The Law Offices of Edward Misleh, APC is a Sacramento law firm, located in Sacramento, California that practices family law and represents clients in Sacramento, California and clients in Northern California with services they need and deserve when addressing child custody and parent’s rights. Call now our Lawyer Hotline. Call now 916-443-1267.
Paternity testing is done to determine whether or not a particular man is the biological father of a child. This procedure involves collecting and examining the DNA of a small sample of bodily fluid or tissue from a child and the potential father. When a baby is conceived, each parent passes on half of his/her DNA to the baby, whose genetic code (DNA) is a shared mix of only its mother’s and father’s DNA. By collecting and examining a small sample of DNA from the baby and the potential father, a paternity test can confirm or disprove that the potential father is indeed the biological father of the baby.
If parents are married when a child is born, it is presumed that the married couple are the child’s parents – the husband is the father and the wife is the mother.
However, if the parents of a child were not married when the mother became pregnant or when the child was born, the child does not have a legal father until parentage is established. In this case, the biological father who was not married to the mother does not legally have any rights or responsibilities for the child. For that, parentage must be established legally. If a person does not admit that he or she is the parent, the court may order paternity testing for the alleged father, mother, and child.
The law will presume that a person is a child’s other parent under the following circumstances:
- The individual was married to the child’s mother when the child was conceived or born.
- The individual attempted to marry the mother and the child was conceived or born during this time.
- The individual married the mother after the birth and agreed either to have their name on the birth certificate or to support the child.
- The individual represented to others and acted as if the child was his own.
Voluntary Declaration of Paternity
A Voluntary Declaration of Paternity is a statement that, when signed by both parents, establishes them as the legal parents of the child. This declaration can be used in lieu of a court order to establish who the father of the child is when the mother and father are not married to each other. There is no need for paternity testing once a declaration have been provided unless the claim is challenged.
Paternity Testing to Determine Parentage
A man who disputes the fact that he is the father of a child has the right to request that both he and the child undergo paternity testing. Paternity testing is often done by taking saliva samples from the man, child and mother.

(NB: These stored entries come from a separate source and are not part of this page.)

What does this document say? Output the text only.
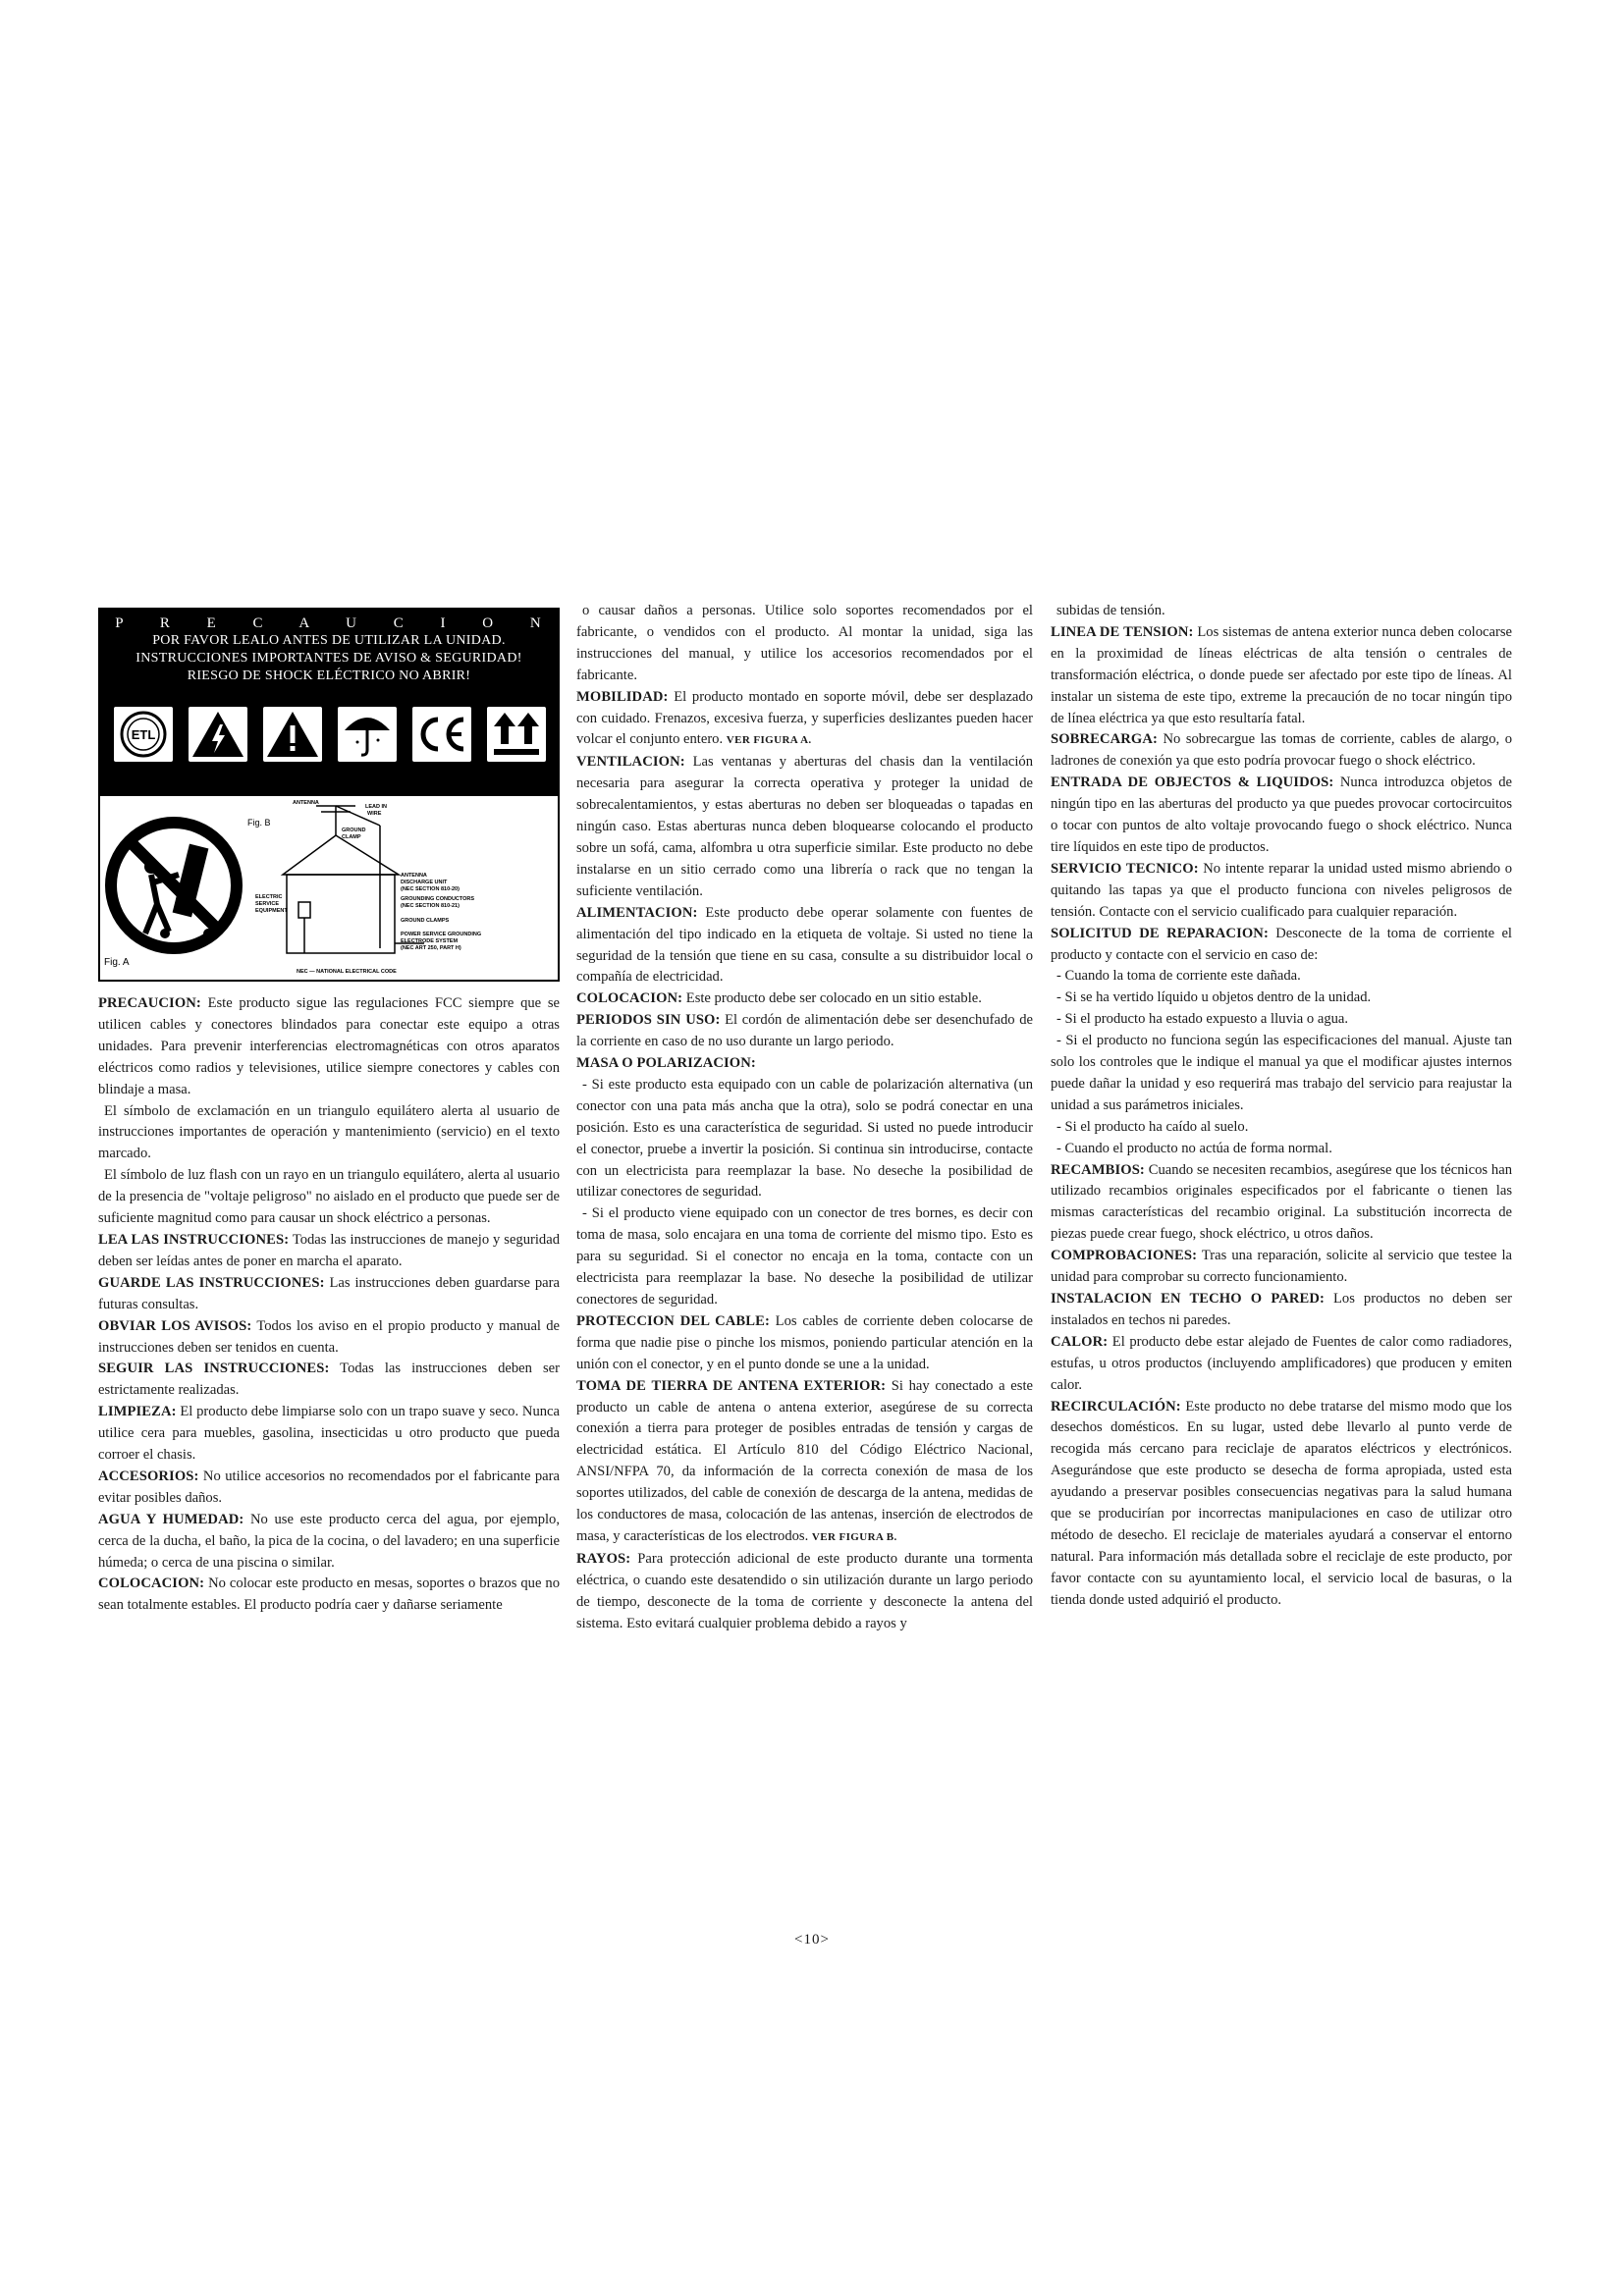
P R E C A U C I O N
POR FAVOR LEALO ANTES DE UTILIZAR LA UNIDAD.
INSTRUCCIONES IMPORTANTES DE AVISO & SEGURIDAD!
RIESGO DE SHOCK ELÉCTRICO NO ABRIR!
ETL
Fig. A
Fig. B
ANTENNA
LEAD IN
WIRE
GROUND
CLAMP
ANTENNA
DISCHARGE UNIT
(NEC SECTION 810-20)
GROUNDING CONDUCTORS
(NEC SECTION 810-21)
ELECTRIC
SERVICE
EQUIPMENT
GROUND CLAMPS
POWER SERVICE GROUNDING
ELECTRODE SYSTEM
(NEC ART 250, PART H)
NEC — NATIONAL ELECTRICAL CODE

PRECAUCION: Este producto sigue las regulaciones FCC siempre que se utilicen cables y conectores blindados para conectar este equipo a otras unidades. Para prevenir interferencias electromagnéticas con otros aparatos eléctricos como radios y televisiones, utilice siempre conectores y cables con blindaje a masa.

El símbolo de exclamación en un triangulo equilátero alerta al usuario de instrucciones importantes de operación y mantenimiento (servicio) en el texto marcado.

El símbolo de luz flash con un rayo en un triangulo equilátero, alerta al usuario de la presencia de "voltaje peligroso" no aislado en el producto que puede ser de suficiente magnitud como para causar un shock eléctrico a personas.

LEA LAS INSTRUCCIONES: Todas las instrucciones de manejo y seguridad deben ser leídas antes de poner en marcha el aparato.

GUARDE LAS INSTRUCCIONES: Las instrucciones deben guardarse para futuras consultas.

OBVIAR LOS AVISOS: Todos los aviso en el propio producto y manual de instrucciones deben ser tenidos en cuenta.

SEGUIR LAS INSTRUCCIONES: Todas las instrucciones deben ser estrictamente realizadas.

LIMPIEZA: El producto debe limpiarse solo con un trapo suave y seco. Nunca utilice cera para muebles, gasolina, insecticidas u otro producto que pueda corroer el chasis.

ACCESORIOS: No utilice accesorios no recomendados por el fabricante para evitar posibles daños.

AGUA Y HUMEDAD: No use este producto cerca del agua, por ejemplo, cerca de la ducha, el baño, la pica de la cocina, o del lavadero; en una superficie húmeda; o cerca de una piscina o similar.

COLOCACION: No colocar este producto en mesas, soportes o brazos que no sean totalmente estables. El producto podría caer y dañarse seriamente

o causar daños a personas. Utilice solo soportes recomendados por el fabricante, o vendidos con el producto. Al montar la unidad, siga las instrucciones del manual, y utilice los accesorios recomendados por el fabricante.

MOBILIDAD: El producto montado en soporte móvil, debe ser desplazado con cuidado. Frenazos, excesiva fuerza, y superficies deslizantes pueden hacer volcar el conjunto entero. VER FIGURA A.

VENTILACION: Las ventanas y aberturas del chasis dan la ventilación necesaria para asegurar la correcta operativa y proteger la unidad de sobrecalentamientos, y estas aberturas no deben ser bloqueadas o tapadas en ningún caso. Estas aberturas nunca deben bloquearse colocando el producto sobre un sofá, cama, alfombra u otra superficie similar. Este producto no debe instalarse en un sitio cerrado como una librería o rack que no tengan la suficiente ventilación.

ALIMENTACION: Este producto debe operar solamente con fuentes de alimentación del tipo indicado en la etiqueta de voltaje. Si usted no tiene la seguridad de la tensión que tiene en su casa, consulte a su distribuidor local o compañía de electricidad.

COLOCACION: Este producto debe ser colocado en un sitio estable.

PERIODOS SIN USO: El cordón de alimentación debe ser desenchufado de la corriente en caso de no uso durante un largo periodo.

MASA O POLARIZACION:

- Si este producto esta equipado con un cable de polarización alternativa (un conector con una pata más ancha que la otra), solo se podrá conectar en una posición. Esto es una característica de seguridad. Si usted no puede introducir el conector, pruebe a invertir la posición. Si continua sin introducirse, contacte con un electricista para reemplazar la base. No deseche la posibilidad de utilizar conectores de seguridad.

- Si el producto viene equipado con un conector de tres bornes, es decir con toma de masa, solo encajara en una toma de corriente del mismo tipo. Esto es para su seguridad. Si el conector no encaja en la toma, contacte con un electricista para reemplazar la base. No deseche la posibilidad de utilizar conectores de seguridad.

PROTECCION DEL CABLE: Los cables de corriente deben colocarse de forma que nadie pise o pinche los mismos, poniendo particular atención en la unión con el conector, y en el punto donde se une a la unidad.

TOMA DE TIERRA DE ANTENA EXTERIOR: Si hay conectado a este producto un cable de antena o antena exterior, asegúrese de su correcta conexión a tierra para proteger de posibles entradas de tensión y cargas de electricidad estática. El Artículo 810 del Código Eléctrico Nacional, ANSI/NFPA 70, da información de la correcta conexión de masa de los soportes utilizados, del cable de conexión de descarga de la antena, medidas de los conductores de masa, colocación de las antenas, inserción de electrodos de masa, y características de los electrodos. VER FIGURA B.

RAYOS: Para protección adicional de este producto durante una tormenta eléctrica, o cuando este desatendido o sin utilización durante un largo periodo de tiempo, desconecte de la toma de corriente y desconecte la antena del sistema. Esto evitará cualquier problema debido a rayos y

subidas de tensión.

LINEA DE TENSION: Los sistemas de antena exterior nunca deben colocarse en la proximidad de líneas eléctricas de alta tensión o centrales de transformación eléctrica, o donde puede ser afectado por este tipo de líneas. Al instalar un sistema de este tipo, extreme la precaución de no tocar ningún tipo de línea eléctrica ya que esto resultaría fatal.

SOBRECARGA: No sobrecargue las tomas de corriente, cables de alargo, o ladrones de conexión ya que esto podría provocar fuego o shock eléctrico.

ENTRADA DE OBJECTOS & LIQUIDOS: Nunca introduzca objetos de ningún tipo en las aberturas del producto ya que puedes provocar cortocircuitos o tocar con puntos de alto voltaje provocando fuego o shock eléctrico. Nunca tire líquidos en este tipo de productos.

SERVICIO TECNICO: No intente reparar la unidad usted mismo abriendo o quitando las tapas ya que el producto funciona con niveles peligrosos de tensión. Contacte con el servicio cualificado para cualquier reparación.

SOLICITUD DE REPARACION: Desconecte de la toma de corriente el producto y contacte con el servicio en caso de:

- Cuando la toma de corriente este dañada.

- Si se ha vertido líquido u objetos dentro de la unidad.

- Si el producto ha estado expuesto a lluvia o agua.

- Si el producto no funciona según las especificaciones del manual. Ajuste tan solo los controles que le indique el manual ya que el modificar ajustes internos puede dañar la unidad y eso requerirá mas trabajo del servicio para reajustar la unidad a sus parámetros iniciales.

- Si el producto ha caído al suelo.

- Cuando el producto no actúa de forma normal.

RECAMBIOS: Cuando se necesiten recambios, asegúrese que los técnicos han utilizado recambios originales especificados por el fabricante o tienen las mismas características del recambio original. La substitución incorrecta de piezas puede crear fuego, shock eléctrico, u otros daños.

COMPROBACIONES: Tras una reparación, solicite al servicio que testee la unidad para comprobar su correcto funcionamiento.

INSTALACION EN TECHO O PARED: Los productos no deben ser instalados en techos ni paredes.

CALOR: El producto debe estar alejado de Fuentes de calor como radiadores, estufas, u otros productos (incluyendo amplificadores) que producen y emiten calor.

RECIRCULACIÓN: Este producto no debe tratarse del mismo modo que los desechos domésticos. En su lugar, usted debe llevarlo al punto verde de recogida más cercano para reciclaje de aparatos eléctricos y electrónicos. Asegurándose que este producto se desecha de forma apropiada, usted esta ayudando a preservar posibles consecuencias negativas para la salud humana que se producirían por incorrectas manipulaciones en caso de utilizar otro método de desecho. El reciclaje de materiales ayudará a conservar el entorno natural. Para información más detallada sobre el reciclaje de este producto, por favor contacte con su ayuntamiento local, el servicio local de basuras, o la tienda donde usted adquirió el producto.

<10>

Paternity testing must be performed pursuant to a court order to establish paternity.
Visitation and Child Support
Establishing parentage is necessary before custody, visitation, or child support will be ordered by a court. Once a person is established as the father or mother of a child, he or she will have all the rights and responsibilities of a parent:
- The parent will able to request custody and visitation orders from the court so that he or she can legally visit with his or her child.
- The parent will be responsible for paying child support and will have to pay half of the uninsured health-care costs for the children and half of the child-care costs that result from the custodial parent getting or having a job or going to school.
If a person is established as a legal parent of a child, that person MUST financially support the child. It is a crime for a legal parent to fail to support his or her child. A legal parent also has the right to get custody or visitation rights related to the child.